I hesitated to write this because to be perfectly honest, I was getting tired of hearing all the talk about COVID-19. I don’t want to be insensitive to my friends who are anxious (and I’m always available to talk, ya’ll), but I didn’t want to add to the mayhem of voices talking about it. I wanted my social media and blog to be the one place you could come to and find a sense of normality. But as the situation has grown, it’s come to affect us all in one way or another, and I felt like maybe it would be good to acknowledge what I can’t ignore anymore.

I admit, at first, I thought people were blowing COVID-19 out of proportion. Maybe they were. I didn’t feel like it was as much of a crisis as people were making it out to be. But, regardless of the actual or perceived danger of the virus itself, because of the reactions and protocols, the situation has turned into somewhat of an emergency that’s affecting us all.

Stores are running low on supplies. An event I planned to help run a booth at was cancelled. My church has been cancelled for at least the next two weeks. I know two people who’ve been laid off their jobs. I work in an investing coaching office and over the past week, I’ve listened to my boss reassuring many anxious clients through this time of downward market volatility. One of our coaching events had to be cancelled because it would’ve been a gathering of too many people. The coffee shop and restaurant I frequent are closed except for takeout orders. My mom is out of state; I don’t know if her flight home will be cancelled or when I’ll see her again. A girl from my writers’ group is showing symptoms of the virus. I don’t know what else will change.

While I know I’ve not been affected as much as I could be, a strange peace and even joy has infiltrated this time of unknown for me. Yes, I’m getting exhausted. Yes, I can get worried if I think about all the changes for too long. Yes, I’m concerned that upcoming trips I was looking forward to will be cancelled. Yes, I want to go back to normal. But I’m okay. Because of three things:

1)      My God is in control. He sees us and He’s got us. I’m not afraid to die.
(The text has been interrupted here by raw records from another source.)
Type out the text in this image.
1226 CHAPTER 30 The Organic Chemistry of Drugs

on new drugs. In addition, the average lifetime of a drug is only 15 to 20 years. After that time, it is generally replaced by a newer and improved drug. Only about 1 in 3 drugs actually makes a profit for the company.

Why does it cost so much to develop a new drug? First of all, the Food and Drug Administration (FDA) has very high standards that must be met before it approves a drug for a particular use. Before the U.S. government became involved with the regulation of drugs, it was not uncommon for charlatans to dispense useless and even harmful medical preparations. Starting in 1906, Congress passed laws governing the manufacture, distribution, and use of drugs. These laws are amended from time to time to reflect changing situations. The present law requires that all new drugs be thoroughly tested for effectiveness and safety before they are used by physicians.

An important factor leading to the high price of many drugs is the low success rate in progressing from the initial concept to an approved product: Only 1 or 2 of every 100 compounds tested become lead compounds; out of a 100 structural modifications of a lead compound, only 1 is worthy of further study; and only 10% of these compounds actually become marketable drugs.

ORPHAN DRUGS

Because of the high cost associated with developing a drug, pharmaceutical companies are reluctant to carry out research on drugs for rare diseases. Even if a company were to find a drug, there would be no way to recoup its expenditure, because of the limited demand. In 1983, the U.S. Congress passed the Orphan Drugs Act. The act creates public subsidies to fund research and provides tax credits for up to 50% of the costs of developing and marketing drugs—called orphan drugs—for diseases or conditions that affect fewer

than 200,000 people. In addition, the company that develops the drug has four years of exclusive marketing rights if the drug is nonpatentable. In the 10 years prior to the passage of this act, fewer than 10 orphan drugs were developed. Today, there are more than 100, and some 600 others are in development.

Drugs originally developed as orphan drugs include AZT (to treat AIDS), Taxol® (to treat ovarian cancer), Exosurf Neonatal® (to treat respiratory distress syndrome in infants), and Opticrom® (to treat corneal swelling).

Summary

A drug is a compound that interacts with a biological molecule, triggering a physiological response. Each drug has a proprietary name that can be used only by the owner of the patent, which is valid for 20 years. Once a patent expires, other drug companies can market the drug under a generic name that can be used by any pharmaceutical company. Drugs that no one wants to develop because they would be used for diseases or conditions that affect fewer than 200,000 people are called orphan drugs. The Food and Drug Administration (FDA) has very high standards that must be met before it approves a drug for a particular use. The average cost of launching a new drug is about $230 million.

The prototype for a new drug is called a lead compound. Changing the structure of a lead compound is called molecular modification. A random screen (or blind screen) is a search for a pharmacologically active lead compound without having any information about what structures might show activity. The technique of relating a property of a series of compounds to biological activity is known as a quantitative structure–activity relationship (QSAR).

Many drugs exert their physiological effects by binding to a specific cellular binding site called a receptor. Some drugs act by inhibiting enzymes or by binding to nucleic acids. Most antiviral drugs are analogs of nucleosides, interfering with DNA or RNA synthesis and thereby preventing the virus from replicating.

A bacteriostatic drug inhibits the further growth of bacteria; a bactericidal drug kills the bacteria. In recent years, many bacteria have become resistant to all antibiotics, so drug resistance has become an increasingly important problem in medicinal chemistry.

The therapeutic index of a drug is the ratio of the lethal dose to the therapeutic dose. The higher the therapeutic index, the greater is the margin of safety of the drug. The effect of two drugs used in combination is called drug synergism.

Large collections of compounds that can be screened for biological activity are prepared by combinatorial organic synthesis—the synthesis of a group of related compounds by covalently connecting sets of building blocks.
I just want to live well with the time I’m given here.
2)      I have community. This is a time when people need to come together and look out for each other, not themselves. I’m blessed to be in a group like that.
3)      I’m a dork. And so, I see the good in this, as far as writing goes. Now I can go, “Oh, these are the feelings and reactions people would’ve had during the Black Plague, or the Spanish Flu (WWI), or the Atomic Age (C.S. Lewis wrote an incredibly relevant piece on this). Now I know what to write when I write my historical fiction set during the time of the Spanish Flu.” I will label that as keeping my eyes open and always learning.

If you’re worried about the virus, or just straight up exhausted, take a break from it by making a list of things to be thankful for. Look out for others. What can you do to make someone’s day in this time? Take advantage of extra time to get things done you wouldn’t usually have time for. Look for ways to turn this into something good. And live strong, friends.

See you next week. :)

“You cannot get through a single day without having an impact on the world around you. What you do makes a difference, and you have to decide what kind of difference you want to make.” – Jane Goodall

Comments

  1. I love your advice to make a thankful list! I wrote a verse about thankfulness on the bathroom mirror, so every time I'm in the bathroom I can remember to spend that time being thankful. It's a good reminder for now and always!